MiniTPU

Inspiration

Modern LLMs suck. They're slow, they paywall you all the time, and they make you feel like you're burning down the Amazon rainforest every time you send a prompt. Current consumer hardware isn't really built to handle local LLMs very well either, as most people really only have CPUs with zero purpose-built AI acceleration. Thus, we decided to build a small, power efficient Tensor Processing Unit to handle neural processing tasks.

What it does

The MiniTPU performs matrix multiplication using a systolic array of processing elements (PEs). Each PE repeatedly multiplies an A value and a B value and accumulates the result iinto a running sum. Over multiple cycles, each PE computes one output of the matrix multiplication. The data then gets streamlined into the arrays each cycle and outputs complete diagonals as the pipeline fills and flushes through the ReLU and out the GPIO pins.

How we built it

Architecture We built a 4x4 systolic array of PEs, each PE contaains registers for inputs A and B, a multiplier, and partial sum register. It is also equipped with forwarding paths that pass A to the right and B downward through correct wiring.
Dataflow 2 matrices, each is 4x4. The A values enter from the left edge and keep moving to the right. The B values enter from the top edge and keep moving down. Every 4 clock cycles, the input buffer triggers a “send” so the next wave of values ripples through the mesh.

The input buffer collects inputs first, and it fills the 4 slots needed for both the 4 values for the rows (A side), and the 4 values for the columns (B side). The very first values we send are a11 and b11. After that, the rest of A and B get injected in a "diagonal" order, and those values propagate through the PE grid while each PE keeps accumulating.

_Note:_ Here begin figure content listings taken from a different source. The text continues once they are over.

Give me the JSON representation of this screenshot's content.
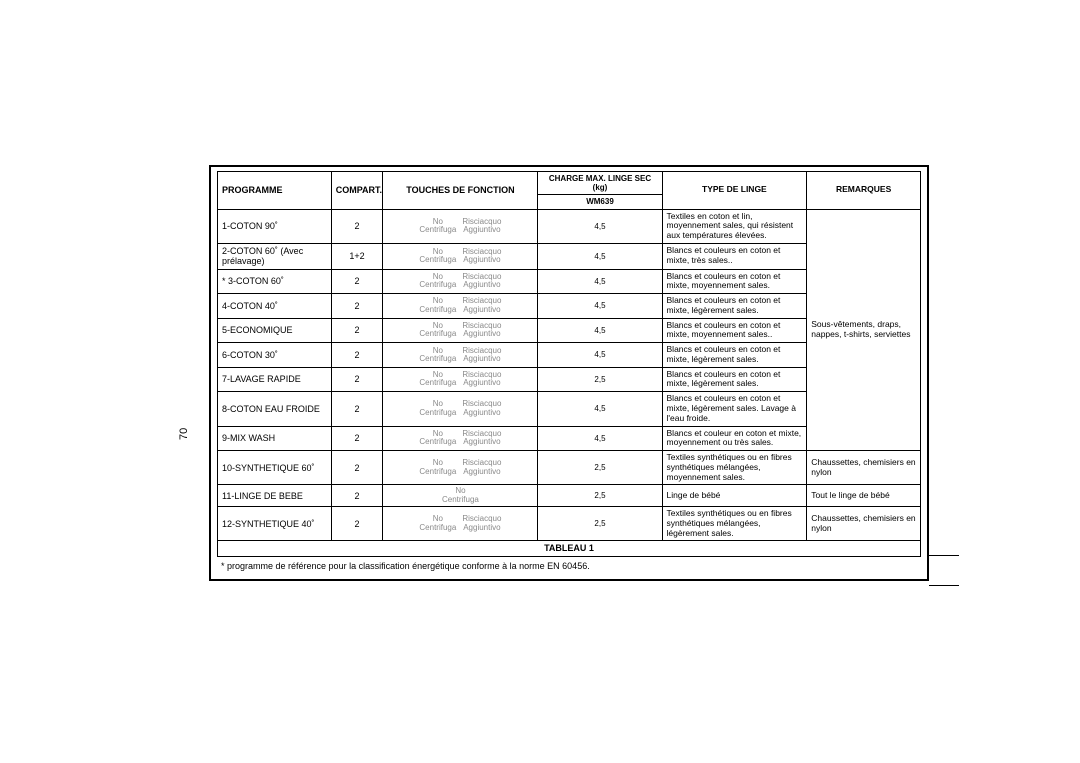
{
  "page_number": "70",
  "headers": {
    "programme": "PROGRAMME",
    "compart": "COMPART.",
    "touches": "TOUCHES DE FONCTION",
    "charge_line1": "CHARGE MAX. LINGE SEC (kg)",
    "charge_line2": "WM639",
    "type": "TYPE DE LINGE",
    "remarques": "REMARQUES"
  },
  "touches_labels": {
    "no": "No",
    "centrifuga": "Centrifuga",
    "risciacquo": "Risciacquo",
    "aggiuntivo": "Aggiuntivo"
  },
  "rows": [
    {
      "programme": "1-COTON 90˚",
      "compart": "2",
      "touches": "both",
      "charge": "4,5",
      "type": "Textiles en coton et lin, moyennement sales, qui résistent aux températures élevées."
    },
    {
      "programme": "2-COTON 60˚ (Avec prélavage)",
      "compart": "1+2",
      "touches": "both",
      "charge": "4,5",
      "type": "Blancs et couleurs en coton et mixte, très sales.."
    },
    {
      "programme": "* 3-COTON 60˚",
      "compart": "2",
      "touches": "both",
      "charge": "4,5",
      "type": "Blancs et couleurs en coton et mixte, moyennement sales."
    },
    {
      "programme": "4-COTON 40˚",
      "compart": "2",
      "touches": "both",
      "charge": "4,5",
      "type": "Blancs et couleurs en coton et mixte, légèrement sales."
    },
    {
      "programme": "5-ECONOMIQUE",
      "compart": "2",
      "touches": "both",
      "charge": "4,5",
      "type": "Blancs et couleurs en coton et mixte, moyennement sales.."
    },
    {
      "programme": "6-COTON 30˚",
      "compart": "2",
      "touches": "both",
      "charge": "4,5",
      "type": "Blancs et couleurs en coton et mixte, légèrement sales."
    },
    {
      "programme": "7-LAVAGE RAPIDE",
      "compart": "2",
      "touches": "both",
      "charge": "2,5",
      "type": "Blancs et couleurs en coton et mixte, légèrement sales."
    },
    {
      "programme": "8-COTON EAU FROIDE",
      "compart": "2",
      "touches": "both",
      "charge": "4,5",
      "type": "Blancs et couleurs en coton et mixte, légèrement sales. Lavage à l'eau froide."
    },
    {
      "programme": "9-MIX WASH",
      "compart": "2",
      "touches": "both",
      "charge": "4,5",
      "type": "Blancs et couleur en coton et mixte, moyennement ou très sales."
    }
  ],
  "rows2": [
    {
      "programme": "10-SYNTHETIQUE 60˚",
      "compart": "2",
      "touches": "both",
      "charge": "2,5",
      "type": "Textiles synthétiques ou en fibres synthétiques mélangées, moyennement sales.",
      "remarques": "Chaussettes, chemisiers en nylon"
    },
    {
      "programme": "11-LINGE DE BEBE",
      "compart": "2",
      "touches": "no_only",
      "charge": "2,5",
      "type": "Linge de bébé",
      "remarques": "Tout le linge de bébé"
    },
    {
      "programme": "12-SYNTHETIQUE 40˚",
      "compart": "2",
      "touches": "both",
      "charge": "2,5",
      "type": "Textiles synthétiques ou en fibres synthétiques mélangées, légèrement sales.",
      "remarques": "Chaussettes, chemisiers en nylon"
    }
  ],
  "remarques_group1": "Sous-vêtements, draps, nappes, t-shirts, serviettes",
  "tableau_label": "TABLEAU 1",
  "footnote": "* programme de référence pour la classification énergétique conforme à la norme EN 60456.",
  "colors": {
    "border": "#000000",
    "background": "#ffffff",
    "faded_text": "#8a8a8a"
  }
}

After the first PE is done computing, the data from that PE will get flushed to the RoLU and emptied. Then, there will be a flushing and reset cycle every 4 clocks following diaogonal patterns. The output of the matric multiplication will be tracked in the output and sent out when all 7 diagonals of that PE is flushed.

RTL and verification The design is written in Verilog/SysVerilog with clear module boundaries: PE, array,Fsms, and wiring. We use cocotb to generate test cases and check the output. We used waveform debugging through modelsim and gtkwave.